PM calls for unity against violence before coalition meeting with CHP

PM calls for unity against violence before coalition meeting with CHP

PM calls for unity against violence before coalition meeting with CHP

AFP Photo

Prime Minister Ahmet Davutoğlu has called on all political parties to take a common stance for the outlawed Kurdistan Workers’ Party (PKK) to lay down arms only one day before a key meeting with the leader of the Republican People’s Party (CHP) to conclude weeks of coalition talks. 
“I call on all political party leaders to embrace public order, democracy and take a common stance on the issue of laying down arms,” the prime minister said on his Twitter account on Aug. 9.

At the meeting with CHP leader Kemal Kılıçdaroğlu, he will discuss these issues along with that of a potential government partnership, Davutoğlu said.

Whichever way the process leads, his party will do whatever is necessary for the responsibility of governing the country, he added.

The prime minister’s remarks came after Peoples’ Democratic Party (HDP) co-chair Selahattin Demirtaş’s call on the Turkish government and the PKK to resume their ceasefire before visiting the family of a slain soldier.
“We are making a call today to both sides. The PKK should immediately remove their hands from the trigger, declaring that it would comply with the terms of the reinforced ceasefire,” Demirtaş said on Aug. 8. Davutoğlu said the call as a late but important one. 

Justice and Development Party (AKP) leader Davutoğlu will meet with Kılıçdaroğlu at 6 p.m. on Aug. 10 to seek an agreement in the coalition talks. 

The party leaders will meet with the attendance of Haluk Koç from the CHP and Ömer Çelik from the AKP, after a cabinet meeting at which the AKP ministers will discuss the CHP’s conditions on government policies. 

The AKP discussed the outcome of preliminary coalition talks with the CHP at the meeting of the Central Executive Board (MYK) on late Aug. 7.

Ahead of the Aug. 10 meeting between Davutoğlu and Kılıçdaroğlu, the prime minister briefed his party members on the CHP’s preconditions for a coalition government. 

The AKP considers 30 percent of the conditions for a coalition government laid down by the CHP as difficult to agree to.

Some 60-70 percent of the conditions laid down by the CHP are agreeable, but the rest would make a coalition difficult, according to the AKP members’ conclusion after the MYK meeting, daily Hürriyet reported.

If Kılıçdaroğlu and Davutoğlu cannot overcome those differences, such as foreign policy, particularly with Syria, and issues on education, an agreement between the two parties for a coalition government is unlikely, the daily reported.

AKP party members are worried about the closure of İmam Hatip schools - religious vocational high schools - along with the CHP’s future attitude over the position of President Recep Tayyip Erdoğan.
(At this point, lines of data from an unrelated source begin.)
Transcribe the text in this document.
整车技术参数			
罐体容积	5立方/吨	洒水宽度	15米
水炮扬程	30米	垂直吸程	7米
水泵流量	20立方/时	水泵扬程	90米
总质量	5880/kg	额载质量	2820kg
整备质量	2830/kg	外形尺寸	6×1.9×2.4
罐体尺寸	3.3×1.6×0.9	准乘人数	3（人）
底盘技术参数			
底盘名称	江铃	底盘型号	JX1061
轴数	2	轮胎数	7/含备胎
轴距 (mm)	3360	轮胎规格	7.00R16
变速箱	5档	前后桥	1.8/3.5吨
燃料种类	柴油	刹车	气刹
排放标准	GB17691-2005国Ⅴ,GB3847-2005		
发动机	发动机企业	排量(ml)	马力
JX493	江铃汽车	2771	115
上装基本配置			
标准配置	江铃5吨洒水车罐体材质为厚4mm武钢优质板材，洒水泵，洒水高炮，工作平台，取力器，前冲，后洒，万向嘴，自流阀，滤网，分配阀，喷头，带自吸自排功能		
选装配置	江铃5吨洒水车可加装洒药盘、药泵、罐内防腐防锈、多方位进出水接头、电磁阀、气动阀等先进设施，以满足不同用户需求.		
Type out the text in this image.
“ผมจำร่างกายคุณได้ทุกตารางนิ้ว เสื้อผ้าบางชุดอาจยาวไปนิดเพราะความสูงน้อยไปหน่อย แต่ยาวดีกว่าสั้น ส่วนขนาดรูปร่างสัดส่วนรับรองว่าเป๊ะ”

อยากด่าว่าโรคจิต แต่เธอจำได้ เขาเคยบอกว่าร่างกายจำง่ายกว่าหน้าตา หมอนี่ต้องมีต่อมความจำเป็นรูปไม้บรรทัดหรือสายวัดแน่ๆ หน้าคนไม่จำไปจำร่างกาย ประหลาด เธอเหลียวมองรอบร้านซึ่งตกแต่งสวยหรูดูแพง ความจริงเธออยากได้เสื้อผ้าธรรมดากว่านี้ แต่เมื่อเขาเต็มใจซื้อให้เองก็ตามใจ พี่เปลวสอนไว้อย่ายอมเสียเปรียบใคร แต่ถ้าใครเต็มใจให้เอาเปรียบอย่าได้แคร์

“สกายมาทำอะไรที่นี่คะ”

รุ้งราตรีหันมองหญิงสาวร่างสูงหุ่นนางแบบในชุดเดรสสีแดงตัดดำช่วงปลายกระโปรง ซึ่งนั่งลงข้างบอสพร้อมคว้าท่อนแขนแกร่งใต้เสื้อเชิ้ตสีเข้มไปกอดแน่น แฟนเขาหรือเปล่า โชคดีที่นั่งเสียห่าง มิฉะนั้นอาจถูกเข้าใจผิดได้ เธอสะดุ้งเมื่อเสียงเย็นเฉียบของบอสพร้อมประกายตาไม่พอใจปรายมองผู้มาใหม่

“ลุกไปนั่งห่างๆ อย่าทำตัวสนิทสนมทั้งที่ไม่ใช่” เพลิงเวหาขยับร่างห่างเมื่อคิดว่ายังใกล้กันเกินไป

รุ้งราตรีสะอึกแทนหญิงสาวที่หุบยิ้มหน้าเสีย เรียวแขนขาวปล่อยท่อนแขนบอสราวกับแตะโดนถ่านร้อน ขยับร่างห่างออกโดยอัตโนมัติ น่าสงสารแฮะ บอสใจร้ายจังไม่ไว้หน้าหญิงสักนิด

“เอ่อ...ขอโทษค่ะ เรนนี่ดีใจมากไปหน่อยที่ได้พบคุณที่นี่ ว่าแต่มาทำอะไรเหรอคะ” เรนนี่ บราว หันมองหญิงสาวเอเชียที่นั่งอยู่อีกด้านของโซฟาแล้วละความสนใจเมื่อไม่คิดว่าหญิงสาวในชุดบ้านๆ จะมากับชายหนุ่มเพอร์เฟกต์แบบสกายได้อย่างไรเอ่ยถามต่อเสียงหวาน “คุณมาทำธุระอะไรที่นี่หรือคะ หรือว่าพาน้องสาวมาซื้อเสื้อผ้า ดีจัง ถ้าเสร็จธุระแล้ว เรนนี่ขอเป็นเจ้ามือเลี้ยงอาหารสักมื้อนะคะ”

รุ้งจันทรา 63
Some AKP members offered to try a coalition with the Nationalist Movement Party (MHP) or a minority government, while some supposed the party could not rely on the CHP and a coalition would not be productive, urging for a snap election in order to regain the party’s parliamentary majority. 

The grassroots of the AKP do not favor a coalition with the CHP and with the MHP’s unwillingness to form a coalition government with the AKP, the party grassroots are eager to call a snap election. 

The economy cadre of the government instead prefers a broad-based coalition government, arguing the current situation produces instability and eventually influences the country’s economy negatively. 

Surveys reportedly conducted for the AKP showed minor changes in voter behavior were not enough to bring the AKP a parliament majority, while the MHP and the HDP were unlikely will drop below the 10 percent election threshold. 

Delegations from the AKP and CHP concluded nearly 30 hours of exploratory talks in which they examined each other’s red lines on main political issues in a bid to see whether there is ground for the formation of a shared government. The two parties’ delegations separately submitted reports to their leaders for their final decision on the fate of what many have called a grand coalition.